If you’ve followed the past year’s macroeconomic developments, you’d know the Federal Reserve’s in a sticky situation.
They denied that inflation would be structural for most of 2021 — they kept saying it would be transitory and tied it to short-term supply chain issues.
Then, Powell came out in November, and the policy expectations shifted.
2022’s rate hike expectations went through the roof, leading to a nasty tech selloff that bled over into the rest of the market.
This is the hard place they’re in. They know inflation’s the top concern among Americans right now, and if we head into the midterms with gas prices through the roof…
The regime will not be able to hold power.
Yet, if they pull the punchbowl away too fast, the markets will take a hit.
So what do they do?
They time the market.
I swear this will sound like some kind of tin-foil hat conspiracy theory…
But we’ve seen that when the market has had a huge run, some Fed governor come out and talk about the actions that need to be taken.
Take today. The Nasdaq has seen a run of over 15% from the March lows.
It was coming into a monster volume shelf, which we talked about in our Market Primer.
So what do we see today?
There it is — A hawkish Fed comment, right where we’ve seen these same comments play out in the past.

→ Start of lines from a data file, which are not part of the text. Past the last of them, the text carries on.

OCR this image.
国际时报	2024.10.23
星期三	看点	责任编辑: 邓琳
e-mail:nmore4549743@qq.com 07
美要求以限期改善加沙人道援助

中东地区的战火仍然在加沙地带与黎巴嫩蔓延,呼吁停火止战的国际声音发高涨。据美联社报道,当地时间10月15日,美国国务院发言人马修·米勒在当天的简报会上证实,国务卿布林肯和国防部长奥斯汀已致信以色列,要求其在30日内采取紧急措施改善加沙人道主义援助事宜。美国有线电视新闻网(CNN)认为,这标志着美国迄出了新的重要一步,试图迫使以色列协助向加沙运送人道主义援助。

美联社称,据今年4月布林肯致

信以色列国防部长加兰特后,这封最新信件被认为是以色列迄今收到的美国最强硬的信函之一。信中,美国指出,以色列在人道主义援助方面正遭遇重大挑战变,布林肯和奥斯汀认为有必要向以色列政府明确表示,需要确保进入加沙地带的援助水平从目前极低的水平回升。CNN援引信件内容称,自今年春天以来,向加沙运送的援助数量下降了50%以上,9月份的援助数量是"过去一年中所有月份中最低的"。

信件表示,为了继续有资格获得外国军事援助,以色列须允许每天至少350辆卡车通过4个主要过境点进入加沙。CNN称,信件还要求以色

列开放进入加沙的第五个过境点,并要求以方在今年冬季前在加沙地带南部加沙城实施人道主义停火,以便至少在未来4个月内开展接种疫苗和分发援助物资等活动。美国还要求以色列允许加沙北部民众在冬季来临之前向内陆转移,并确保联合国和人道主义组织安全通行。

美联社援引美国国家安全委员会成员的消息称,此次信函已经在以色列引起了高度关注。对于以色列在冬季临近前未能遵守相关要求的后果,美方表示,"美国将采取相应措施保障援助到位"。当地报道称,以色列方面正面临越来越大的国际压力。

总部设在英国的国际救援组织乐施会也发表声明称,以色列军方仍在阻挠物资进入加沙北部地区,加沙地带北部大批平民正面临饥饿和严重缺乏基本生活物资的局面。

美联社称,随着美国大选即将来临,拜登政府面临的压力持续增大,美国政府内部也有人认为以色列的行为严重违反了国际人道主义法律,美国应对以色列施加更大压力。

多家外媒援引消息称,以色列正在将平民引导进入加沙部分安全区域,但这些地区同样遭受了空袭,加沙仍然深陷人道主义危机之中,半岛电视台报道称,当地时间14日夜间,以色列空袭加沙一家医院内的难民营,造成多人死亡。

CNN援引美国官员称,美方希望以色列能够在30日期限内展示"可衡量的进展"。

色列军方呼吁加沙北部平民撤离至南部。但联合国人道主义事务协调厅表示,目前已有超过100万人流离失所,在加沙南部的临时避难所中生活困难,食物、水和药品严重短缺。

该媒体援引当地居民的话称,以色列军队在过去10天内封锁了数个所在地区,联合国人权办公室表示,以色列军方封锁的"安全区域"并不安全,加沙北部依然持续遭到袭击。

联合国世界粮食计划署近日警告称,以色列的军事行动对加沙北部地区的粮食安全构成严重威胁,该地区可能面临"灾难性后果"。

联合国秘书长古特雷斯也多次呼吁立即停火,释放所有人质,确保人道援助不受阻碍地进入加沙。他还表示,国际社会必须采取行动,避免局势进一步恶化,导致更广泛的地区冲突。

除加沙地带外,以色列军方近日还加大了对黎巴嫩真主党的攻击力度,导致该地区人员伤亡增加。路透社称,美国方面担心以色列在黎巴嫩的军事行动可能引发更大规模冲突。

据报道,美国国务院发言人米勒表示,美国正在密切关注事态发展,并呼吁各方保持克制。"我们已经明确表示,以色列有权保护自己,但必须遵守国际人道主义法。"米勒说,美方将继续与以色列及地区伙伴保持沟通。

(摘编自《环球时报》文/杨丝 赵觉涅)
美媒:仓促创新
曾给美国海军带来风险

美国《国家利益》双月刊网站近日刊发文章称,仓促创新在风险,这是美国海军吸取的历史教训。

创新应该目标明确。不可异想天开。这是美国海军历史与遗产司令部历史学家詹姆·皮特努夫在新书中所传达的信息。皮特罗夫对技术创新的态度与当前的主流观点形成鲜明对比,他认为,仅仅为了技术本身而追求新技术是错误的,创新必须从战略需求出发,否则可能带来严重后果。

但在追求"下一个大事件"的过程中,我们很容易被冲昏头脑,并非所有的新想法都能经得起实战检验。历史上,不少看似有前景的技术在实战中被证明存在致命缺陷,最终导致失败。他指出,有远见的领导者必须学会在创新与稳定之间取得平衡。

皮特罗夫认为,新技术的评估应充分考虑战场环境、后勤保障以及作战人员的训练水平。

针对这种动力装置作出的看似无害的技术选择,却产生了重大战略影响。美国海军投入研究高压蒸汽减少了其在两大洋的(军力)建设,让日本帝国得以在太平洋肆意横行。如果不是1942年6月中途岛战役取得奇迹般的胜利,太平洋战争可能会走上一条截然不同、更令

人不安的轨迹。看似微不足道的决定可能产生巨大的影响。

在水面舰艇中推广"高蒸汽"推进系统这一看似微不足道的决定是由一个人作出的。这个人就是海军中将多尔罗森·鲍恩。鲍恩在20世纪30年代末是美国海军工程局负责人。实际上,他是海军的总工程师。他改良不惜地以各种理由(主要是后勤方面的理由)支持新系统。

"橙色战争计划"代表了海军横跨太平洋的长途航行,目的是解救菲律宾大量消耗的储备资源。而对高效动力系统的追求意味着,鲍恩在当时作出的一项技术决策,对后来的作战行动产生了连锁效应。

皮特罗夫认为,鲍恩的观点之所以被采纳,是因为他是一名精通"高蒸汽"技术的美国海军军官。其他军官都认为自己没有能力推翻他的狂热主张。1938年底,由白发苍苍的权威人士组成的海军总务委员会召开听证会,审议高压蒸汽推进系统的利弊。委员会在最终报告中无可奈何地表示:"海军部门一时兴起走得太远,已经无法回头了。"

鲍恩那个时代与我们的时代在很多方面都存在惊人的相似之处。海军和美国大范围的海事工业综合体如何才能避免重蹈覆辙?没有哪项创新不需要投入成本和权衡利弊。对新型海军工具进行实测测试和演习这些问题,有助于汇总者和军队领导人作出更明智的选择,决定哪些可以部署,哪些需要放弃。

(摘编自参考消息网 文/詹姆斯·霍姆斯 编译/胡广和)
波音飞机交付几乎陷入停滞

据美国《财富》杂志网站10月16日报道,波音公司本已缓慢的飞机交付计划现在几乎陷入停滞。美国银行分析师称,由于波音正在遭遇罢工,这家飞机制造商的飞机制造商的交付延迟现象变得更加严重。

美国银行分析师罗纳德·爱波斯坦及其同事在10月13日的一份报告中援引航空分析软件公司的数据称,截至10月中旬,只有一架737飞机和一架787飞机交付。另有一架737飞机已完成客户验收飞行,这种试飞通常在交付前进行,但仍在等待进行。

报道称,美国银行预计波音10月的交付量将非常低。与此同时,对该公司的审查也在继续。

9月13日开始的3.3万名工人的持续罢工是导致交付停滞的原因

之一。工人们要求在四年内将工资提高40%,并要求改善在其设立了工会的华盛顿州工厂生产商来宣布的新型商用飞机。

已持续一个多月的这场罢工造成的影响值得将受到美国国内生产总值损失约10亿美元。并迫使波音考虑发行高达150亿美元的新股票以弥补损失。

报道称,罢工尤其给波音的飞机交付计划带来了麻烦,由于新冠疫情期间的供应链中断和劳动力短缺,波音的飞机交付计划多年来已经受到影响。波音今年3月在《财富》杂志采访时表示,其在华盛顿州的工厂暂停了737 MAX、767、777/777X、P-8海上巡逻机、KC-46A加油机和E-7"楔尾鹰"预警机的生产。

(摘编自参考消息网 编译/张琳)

They’re going to play this cat-and-mouse game for a few more months, intending to break the current commodity trends.
And you know what? It could work, temporarily. We haven’t seen a good reset in X yet:
And MOO, an agricultural ETF, hasn’t had a pullback since the breakout happened in March:
I’d be looking at those kinds of names for key support levels.
Odds are this is not the final part of the move, but if the Fed gets its way, we may see these names come into profit-rich levels on our Trading Roadmap.